The approach that worked for me is to listen to the port provided by CF with an HTTP server and then attach Websocket server (websocket.io in my example below) to it. I've created sample echo server that works both locally and in the CF. The content of my Node.js file named example.js is
var host = process.env.VCAP_APP_HOST || "localhost";
var port = process.env.VCAP_APP_PORT || 1245;
var webServerApp = require("http").createServer(webServerHandler);
var websocket = require("websocket.io");
var http = webServerApp.listen(port, host);
var webSocketServer = websocket.attach(http);
function webServerHandler (req, res) {
res.writeHead(200);
res.end("Node.js websockets.");
}
console.log("Web server running at " + host + ":" + port);
//Web Socket part
webSocketServer.on("connection", function (socket) {
console.log("Connection established.");
socket.send("Hi from webSocketServer on connect");
socket.on("message", function (message) {
console.log("Message to echo: " + message);
//Echo back
socket.send(message);
});
socket.on("error", function(error){
console.log("Error: " + error);
});
socket.on("close", function () { console.log("Connection closed."); });
});
The dependency lib websocket.io could be installed running npm install websocket.io command in the same directory. Also there is a manifest.yml file which describes CF deploy arguments:
---
applications:
- name: websocket
command: node example.js
memory: 128M
instances: 1
host: websocket
domain: vcap.me
path: .
So, running cf push from this directory deployed app to my local CFv2 instance (set up with the help of cf_nise_installer)

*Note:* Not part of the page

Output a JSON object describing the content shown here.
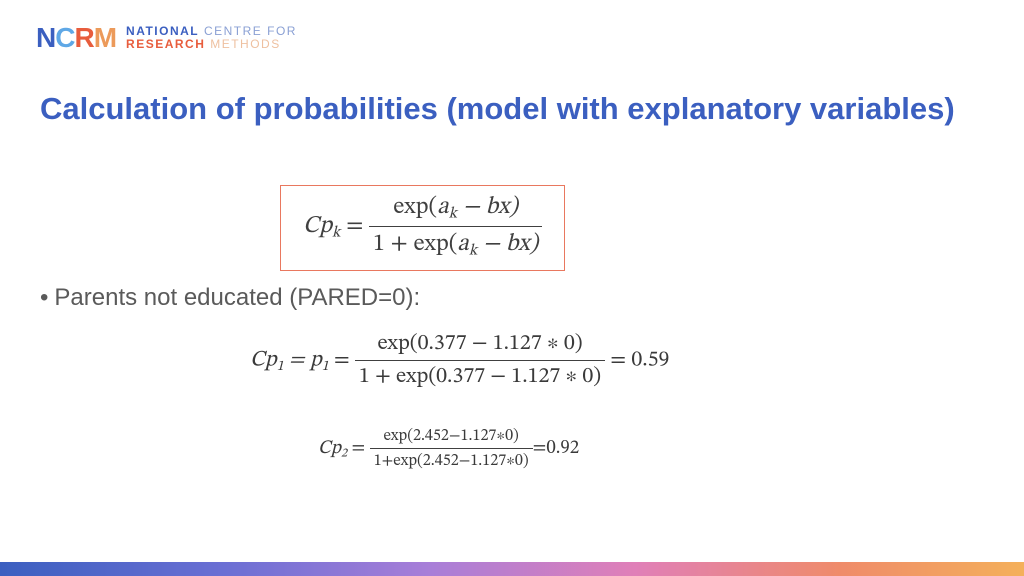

To test this echo websocket server, I used simple index.html file, which connects to server and sends messages (everything is logged into the console):
<!DOCTYPE html>
<head>
<script>
var socket = null;
var pingData = 1;
var prefix = "ws://";
function connect(){
socket = new WebSocket(prefix + document.getElementById("websocket_url").value);
socket.onopen = function() {
console.log("Connection established");
};
socket.onclose = function(event) {
if (event.wasClean) {
console.log("Connection closed clean");
} else {
console.log("Connection aborted (e.g. server process killed)");
}
console.log("Code: " + event.code + " reason: " + event.reason);
};
socket.onmessage = function(event) {
console.log("Data received: " + event.data);
};
socket.onerror = function(error) {
console.log("Error: " + error.message);
};
}
function ping(){
if( !socket || (socket.readyState != WebSocket.OPEN)){
console.log("Websocket connection not establihed");
return;
}
socket.send(pingData++);
}
</script>
</head>
<body>
ws://<input id="websocket_url">
<button onclick="connect()">connect</button>
<button onclick="ping()">ping</button>
</body>
</html>
Only thing to do left is to enter server address into the textbox of the Index page (websocket.vcap.me in my case), press Connect button and we have working Websocket connection over TCP which could be tested by sending Ping and receiving echo. That worked well in Chrome, however there were some issues with IE 10 and Firefox.
What about "TRUE" TCP socket, there is no exact info: according to the last paragraph here you cannot use any port except 80 and 443 (HTTP and HTTPS) to communicate with your app from outside of Cloud Foundry, which makes me think TCP socket cannot be implemented. However, according to this answer, you can actually use any other port... It seems that some deep investigation on this question is required...
"Cloud Foundry uses an L7 router (ngnix) between clients and apps. The router needs to parse HTTP before it can route requests to apps. This approach does not work for non-HTTP protocols like WebSockets. Folks running node.js are going to run into this issue but there are no easy fixes in the current architecture of Cloud Foundry."
- http://www.subbu.org/blog/2012/03/my-gripes-with-cloud-foundry
I decided to go with pubnub for all my messaging needs.